25 Jun 2021
The European Union imposed wide-ranging economic sanctions on Belarus for the first time on Thursday, targeting its main export industries and access to finance a month after it forced a Ryanair flight to land in Minsk.
The measures include banning EU businesses from importing goods or doing business with Belarusian companies in sectors including banking, petroleum products and potash, a salt used in fertiliser that is the country’s main export.
The sanctions are far stricter than measures imposed in the past, which mainly consisted of blacklists of Belarusian officials and had little or no impact on the behaviour of President Alexander Lukashenko, in power since 1994.
In the most significant measure for the Belarusian economy, the new sanctions ban EU companies from transporting potash. Belarus will now need to find other countries and ports to ship its top export via the Baltic Sea.
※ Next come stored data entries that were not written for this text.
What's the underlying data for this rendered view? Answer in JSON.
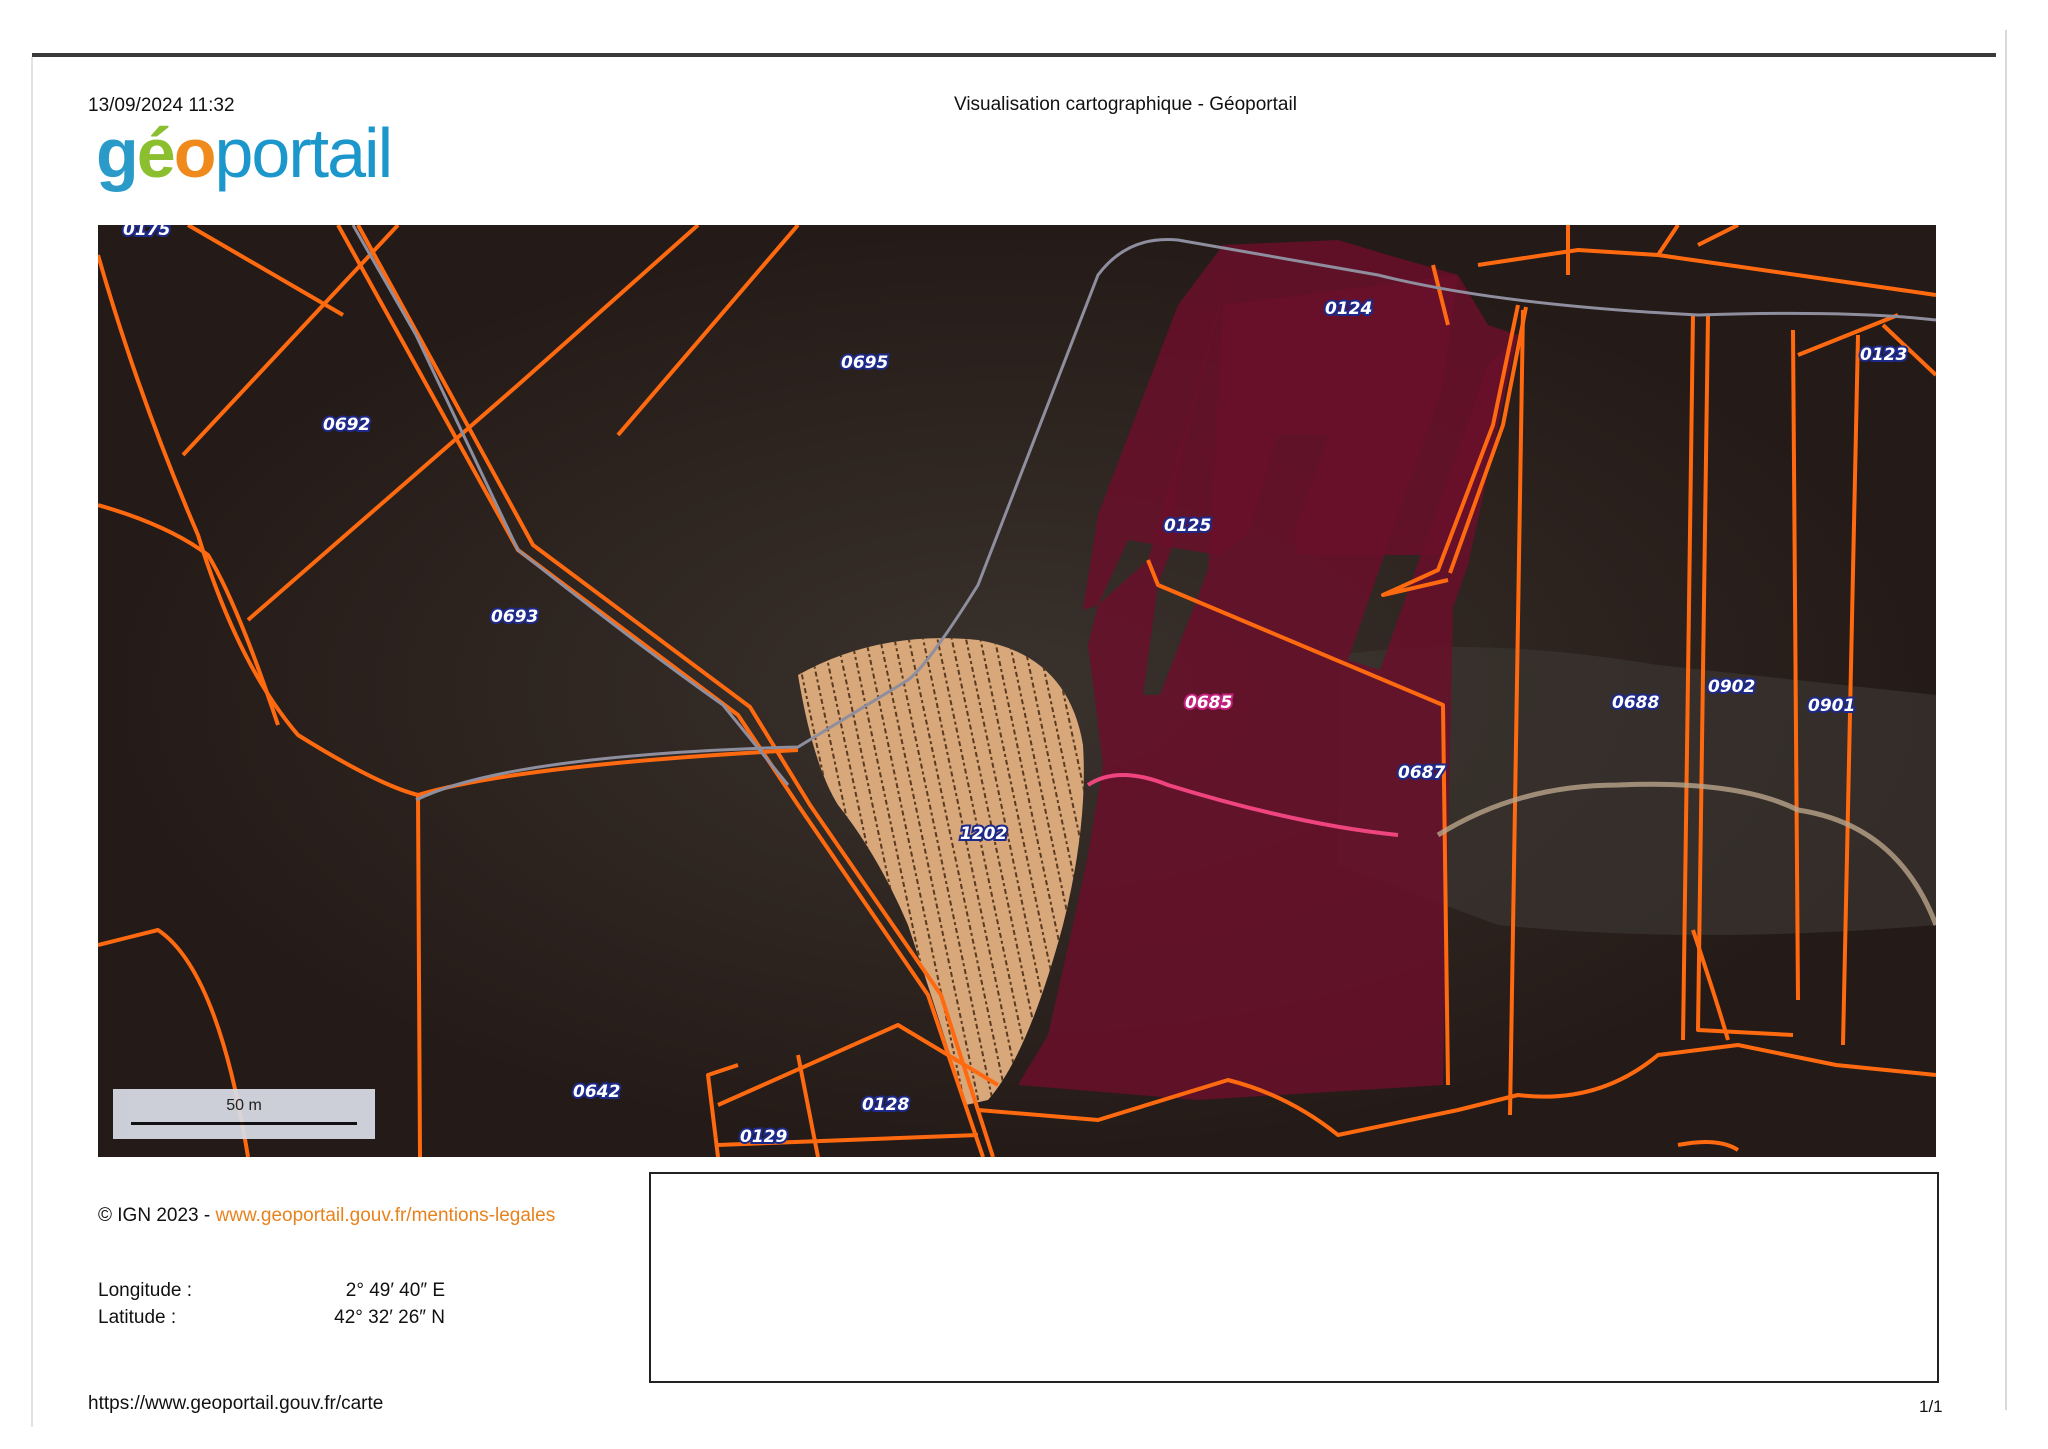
{
  "header": {
    "datetime": "13/09/2024 11:32",
    "title": "Visualisation cartographique - Géoportail"
  },
  "logo": {
    "part1": "g",
    "part2": "é",
    "part3": "o",
    "part4": "portail"
  },
  "map": {
    "scale_label": "50 m",
    "parcels": [
      "0175",
      "0692",
      "0695",
      "0124",
      "0123",
      "0125",
      "0693",
      "0685",
      "0688",
      "0902",
      "0901",
      "0687",
      "1202",
      "0642",
      "0128",
      "0129"
    ],
    "colors": {
      "boundary": "#ff6a10",
      "road": "#8e8e9e",
      "highlight": "#c0145a",
      "cleared": "#d8a77a"
    }
  },
  "credit": {
    "text": "© IGN 2023 - ",
    "link": "www.geoportail.gouv.fr/mentions-legales"
  },
  "coordinates": {
    "longitude_label": "Longitude :",
    "longitude_value": "2° 49′ 40″ E",
    "latitude_label": "Latitude :",
    "latitude_value": "42° 32′ 26″ N"
  },
  "footer": {
    "url": "https://www.geoportail.gouv.fr/carte",
    "page": "1/1"
  }
}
Russian President Vladimir Putin is Lukashenko’s closest ally but Russia does not have enough port capacity to handle Belarusian fertilisers or its own, data showed.
EU leaders were outraged by the interception of the Ryanair plane flying between Athens and Vilnius on May 23. Belarusian authorities arrested a dissident journalist and his girlfriend after the plane landed, in an incident which Western countries branded state piracy. Lukashenko said the interception was justified to prevent a rebellion in Belarus.
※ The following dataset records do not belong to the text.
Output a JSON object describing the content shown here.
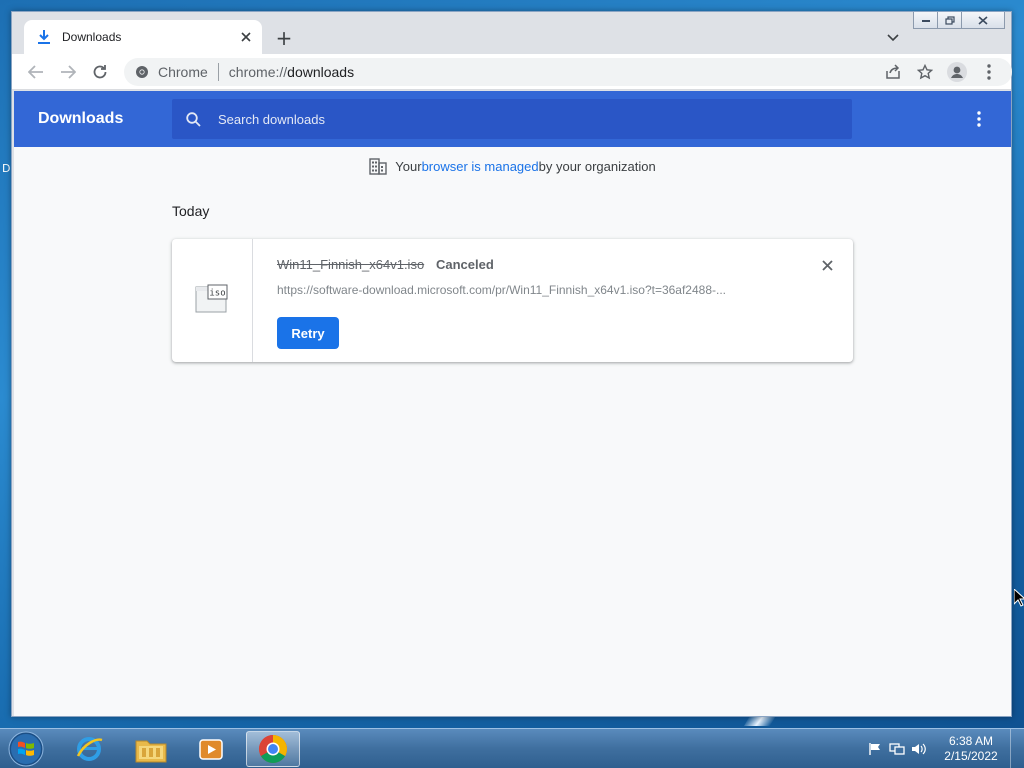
{
  "desktop": {
    "edge_letter": "D"
  },
  "browser": {
    "tab": {
      "title": "Downloads",
      "icon": "download-icon"
    },
    "new_tab_symbol": "+",
    "omnibox": {
      "chip_label": "Chrome",
      "url_scheme": "chrome://",
      "url_path": "downloads"
    }
  },
  "downloads_page": {
    "header_title": "Downloads",
    "search_placeholder": "Search downloads",
    "managed_notice": {
      "prefix": "Your ",
      "link": "browser is managed",
      "suffix": " by your organization"
    },
    "section_label": "Today",
    "items": [
      {
        "file_name": "Win11_Finnish_x64v1.iso",
        "status": "Canceled",
        "url": "https://software-download.microsoft.com/pr/Win11_Finnish_x64v1.iso?t=36af2488-...",
        "action_label": "Retry",
        "file_icon_label": "iso"
      }
    ]
  },
  "taskbar": {
    "apps": [
      "internet-explorer-icon",
      "file-explorer-icon",
      "media-player-icon",
      "chrome-icon"
    ],
    "active_app": "chrome-icon",
    "clock_time": "6:38 AM",
    "clock_date": "2/15/2022"
  },
  "colors": {
    "header_blue": "#3367d6",
    "search_blue": "#2a56c6",
    "link_blue": "#1a73e8",
    "retry_blue": "#1a73e8"
  }
}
With Lukashenko so far impervious to foreign pressure over a presidential election which opponents say was rigged last August, and was followed by a crackdown on street protests, the EU had said it wanted to increase pressure. read more
Diplomats said the decision to impose harsher sanctions was taken unusually quickly, reflecting the seriousness with which governments viewed the Ryanair incident.
‘NO OTHER CHOICE’
Under the new sanctions, Europeans may not “directly or indirectly sell, supply, transfer or export to anyone in Belarus” communication equipment, technology or software that could be used for monitoring or repression.
Trade in petroleum products, potash and tobacco products is banned. Access to EU capital markets is now limited, the EU said, with a ban on trading Belarusian securities with maturities of more than 90 days.
European banks may not provide insurance or re-insurance, or new loans or credit to the Belarusian government or public bodies and agencies. The European Investment Bank will halt lending to the country.